Micheal Palin has several great books, but "Botany of Desire" if I have not mentioned previously is my favorite. I mention it because of the history you will get of apples, having mentioned hard cider earlier.

The only exotic cheese of late I have tried was a porter stilton. Excellent, although one could simply buy a good porter (if one is not in Utah, the state that does not believe in any fun, but currently is changing liquor laws to entice more tourists to come: um, so just so we're clear, evil is evil, but not in a bad economy as long as the heathens will leave by the next available flight?), and any kind of cheese. I loved it with crackers for breakfast actually.

Good beer is hard to come by, but Olde Suffulk is a fine blend of ales aged in oaken barrels. Not as good as the ultimate oak-aged beer: Petrus Classic. But very good. Its been a long time since I've had any magnificent beer. I will have to start breaking the law to find a good one. Or slip into a gas station in Portland at 5 am to buy singles while Teresa is sleeping and then chug them warm while she showers to keep the peace on a vacation out of state. Both are good plans in their way.

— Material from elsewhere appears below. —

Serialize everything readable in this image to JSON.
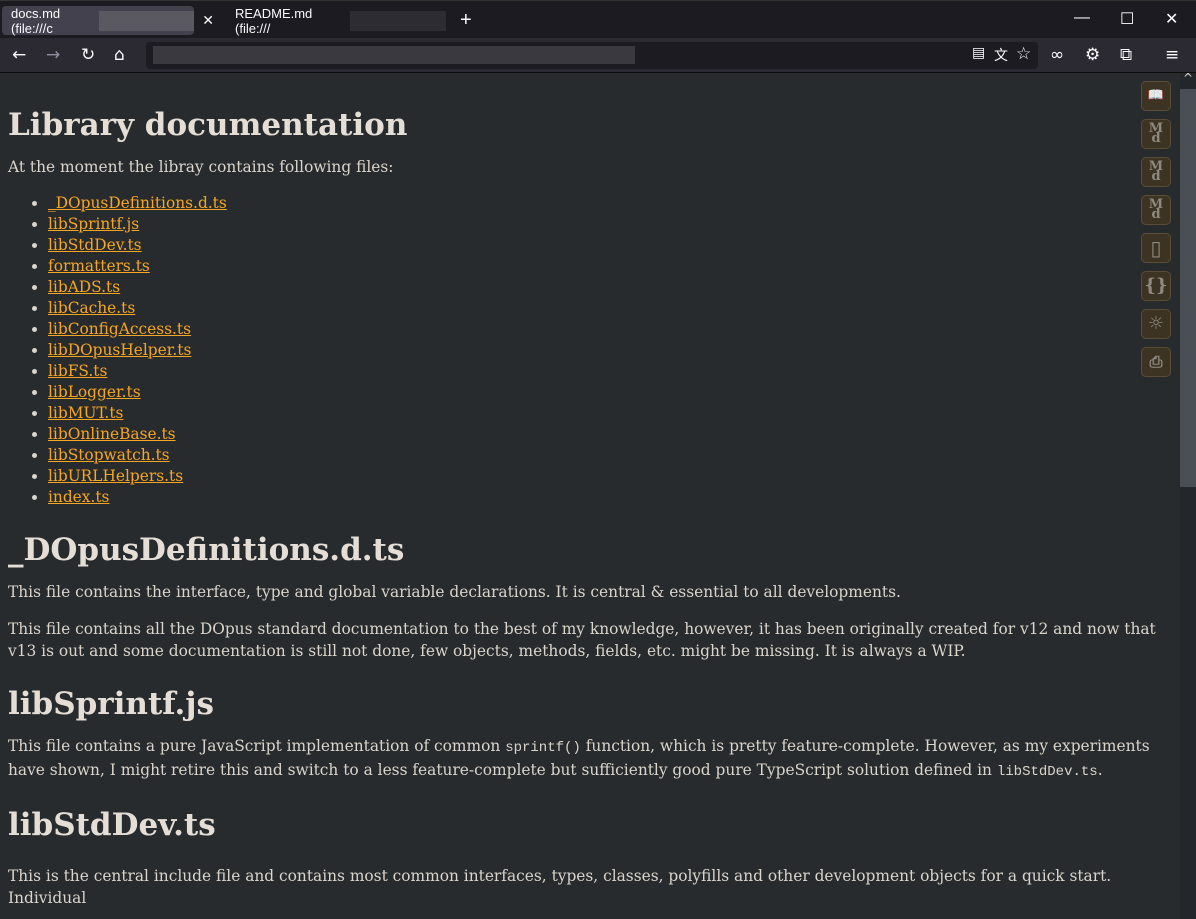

Have had some fabulous hiking all year. In Utah "Red Breaks" is a superb adventure. You will need a rugged vehicle (or a Toyota Camry if you are a very good and gutsy driver), a hefty rope and a guide, unless you are me or bring me along. I made the whole canyon solo and without rope, but it is challenging climbing and even the professional guide book said not to go alone and that rope would be required. I would go back is all I'm saying...Nearby the mega crowded, and pimped in every book about Utah "Calf Creek Falls Trail" will take you to "Calf Creek Falls". I managed to be there between amusement park shifts, so I had the whole thing to myself. Who know you could nearly get hypothermia on a 104 degree day? Beautiful falls, truly. A better lonelier hike will be found in "Capitol Reef" National Park. Hike some smooth canyon rims overlooking great scenery and rock formations of every color and shape along the "Navajo Nobs" trail. Start 45 minutes before sunrise or you will miss it all. The trail was hot, blinding and blistering on my way down, but I saw fins, spears, towers, domes, and vistas too grand for words in perfect lighting on my way up. Everyone misses the wonder by sleeping in. I have many photos to prove just how great this trail is. The rest of the park you can enjoy just as well from your car, excepting the native deer herd with no fear of humans who will eat almost out of your hand. West Slabs of Mount Olympus overlooking Utah involves very little hiking but offers many climbing options of an easy nature, with glorious views, along a wall that from below seems unclimbable. Getting down is more challenging. Most people will want rope along, and a pal. In Oregon, everything I did in the Redwoods was awesome, so get out of your car and try a short trail or two, and Humbug Mountain has a fun name. Tide pooling in Yachats was excellent, Arizona Beach is a bit of a secret, and most of the mountains whose names I forget at the moment along the coast can be completed in around an hour, if you want to show off or have someone waiting for you in the car. I passed 51 people on one trail and most of them were happy: they were getting quite a show. I was sprinting in my pure goat style down wet muddy rocky slopes during a rain storm. I passed an entire schoolbus of children on a field trip going up another even wimpier Pacific mountain and they thought I was either Batman or Spiderman when the sun goes down. Good times.